I have been interested in trying to find ways of delivering interventions in the home that will improve cognitive functioning. These interventions can take the form of computer-mediated cognitive exercises. One of the research areas that I’m collaborating on with Leigh E. Charvet, PhD, here at NYU Langone Health, uses very gentle electrical stimulation to enhance the benefits that someone might get from doing either physical exercises or mental exercises.

Another very real question is whether the MS disease-modifying therapies we currently have affect cognition. For example, clinicians would not expect a patient to think faster when receiving disease-modifying therapy. What you may see is appropriate adaptations and compensations that address the negative effects associated with MS.

In total, what we want is an effective treatment that prevents further worsening and would allow those compensatory mechanisms to have an effect. However, we don’t really know how well the most effective agents work compared to the moderately effective agents in terms of preserving cognitive function. But my suspicion is that if you can control lesion burden and relapses, you can control volume loss, and that must be better for preserving cognition.

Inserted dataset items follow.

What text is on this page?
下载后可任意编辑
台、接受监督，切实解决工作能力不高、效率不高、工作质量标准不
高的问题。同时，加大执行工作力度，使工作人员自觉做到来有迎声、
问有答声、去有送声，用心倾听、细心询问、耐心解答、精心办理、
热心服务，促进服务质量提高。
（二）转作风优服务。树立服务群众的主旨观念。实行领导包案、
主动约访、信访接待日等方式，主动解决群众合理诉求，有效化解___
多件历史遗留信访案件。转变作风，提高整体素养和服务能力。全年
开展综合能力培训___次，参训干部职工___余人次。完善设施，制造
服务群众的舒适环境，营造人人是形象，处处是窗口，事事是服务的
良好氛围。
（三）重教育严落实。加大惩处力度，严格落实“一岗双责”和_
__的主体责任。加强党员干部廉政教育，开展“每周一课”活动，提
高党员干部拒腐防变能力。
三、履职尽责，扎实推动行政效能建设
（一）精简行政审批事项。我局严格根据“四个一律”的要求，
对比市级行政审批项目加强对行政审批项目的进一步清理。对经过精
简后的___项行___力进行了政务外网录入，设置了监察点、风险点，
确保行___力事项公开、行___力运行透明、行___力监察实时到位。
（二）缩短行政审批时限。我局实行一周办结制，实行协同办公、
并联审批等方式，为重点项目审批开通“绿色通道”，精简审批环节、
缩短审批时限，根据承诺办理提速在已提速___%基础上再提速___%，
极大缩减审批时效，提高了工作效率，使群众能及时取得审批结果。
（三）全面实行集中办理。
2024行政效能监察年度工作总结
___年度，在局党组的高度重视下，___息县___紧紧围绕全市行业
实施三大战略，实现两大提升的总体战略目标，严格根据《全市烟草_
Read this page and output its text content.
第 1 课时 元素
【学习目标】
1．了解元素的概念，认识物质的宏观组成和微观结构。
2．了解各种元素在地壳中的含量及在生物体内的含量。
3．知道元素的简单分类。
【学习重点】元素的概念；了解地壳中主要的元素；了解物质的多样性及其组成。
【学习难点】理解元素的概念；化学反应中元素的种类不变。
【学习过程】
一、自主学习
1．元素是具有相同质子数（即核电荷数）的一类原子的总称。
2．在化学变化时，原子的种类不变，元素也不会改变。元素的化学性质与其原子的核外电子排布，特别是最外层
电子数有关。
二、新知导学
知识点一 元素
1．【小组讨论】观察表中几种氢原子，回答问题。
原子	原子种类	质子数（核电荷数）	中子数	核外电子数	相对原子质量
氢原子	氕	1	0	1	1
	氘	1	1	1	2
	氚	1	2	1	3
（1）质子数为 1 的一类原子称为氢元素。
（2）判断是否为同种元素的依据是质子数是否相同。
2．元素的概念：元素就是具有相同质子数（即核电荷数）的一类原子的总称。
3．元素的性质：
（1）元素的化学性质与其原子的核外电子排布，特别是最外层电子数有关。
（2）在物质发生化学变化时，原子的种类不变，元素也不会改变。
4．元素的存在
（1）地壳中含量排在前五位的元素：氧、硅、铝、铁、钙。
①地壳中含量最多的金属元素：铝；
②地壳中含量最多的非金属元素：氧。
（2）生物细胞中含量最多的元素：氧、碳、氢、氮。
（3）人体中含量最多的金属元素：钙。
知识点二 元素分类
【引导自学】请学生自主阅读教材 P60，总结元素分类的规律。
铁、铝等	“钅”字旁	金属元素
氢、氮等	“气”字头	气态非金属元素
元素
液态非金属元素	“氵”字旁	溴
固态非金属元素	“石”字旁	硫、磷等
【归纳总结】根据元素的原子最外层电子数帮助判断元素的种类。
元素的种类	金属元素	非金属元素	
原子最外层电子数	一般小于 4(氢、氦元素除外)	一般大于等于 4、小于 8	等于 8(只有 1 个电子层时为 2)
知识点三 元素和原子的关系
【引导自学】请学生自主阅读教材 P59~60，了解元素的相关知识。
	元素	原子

Lastly, there are many confounders — such as education, reading skills, and memory skills — in something as complex as cognition. Also, some people have occupations that involve more cognitive exertion than others. Some people probably also just have inherently better or worse ability to repair from damage, which has an effect on cognition.

So, there are a lot of different variables that influence that concept of cognition, and we have very divergent ways of measuring it. But again, I think that the more you control disease activity, the better it’s going to be in the long-term for cognition.

Question 4.

What are the current gaps in MS knowledge that future research has yet to address? What practical knowledge has to be studied that can have immediate effects on clinical practice?

From a very practical point of view for clinicians, we need to be more informed about the things that can help promote recovery, including specific diets and exercise. We need more guidance on how to pair up the best treatment option with a specific individual. An ultimate goal would be identifying biomarkers that will help us guide therapy. We need more biomarkers that will say that a particular person might have an increased risk for other problems down the road.

Question 5.

Two drugs were recently approved by the FDA to treat relapsing-remitting multiple sclerosis (RRMS) and active secondary progressive multiple sclerosis (SPMS). What effects will these drugs have on the future treatment of MS?

I think that in one case you’re dealing with a newer sphingosine-1 phosphate receptor agonist, which has the same mechanism of action as fingolimod. The advantage now is being able to escalate the dose of the medication, which may lower the risk for a cardiac effect where you can have transient bradycardia for 6 hours. Another advantage is the potential to wean patients to a lower dose before stopping the medication. Whether this will result in a decreased likelihood of rebound will be interesting to see.

Then there are the advantages of patients not having to go to an infusion center. The idea of prescribing pills instead of shots or commitment to infusion appointments is a definite improvement.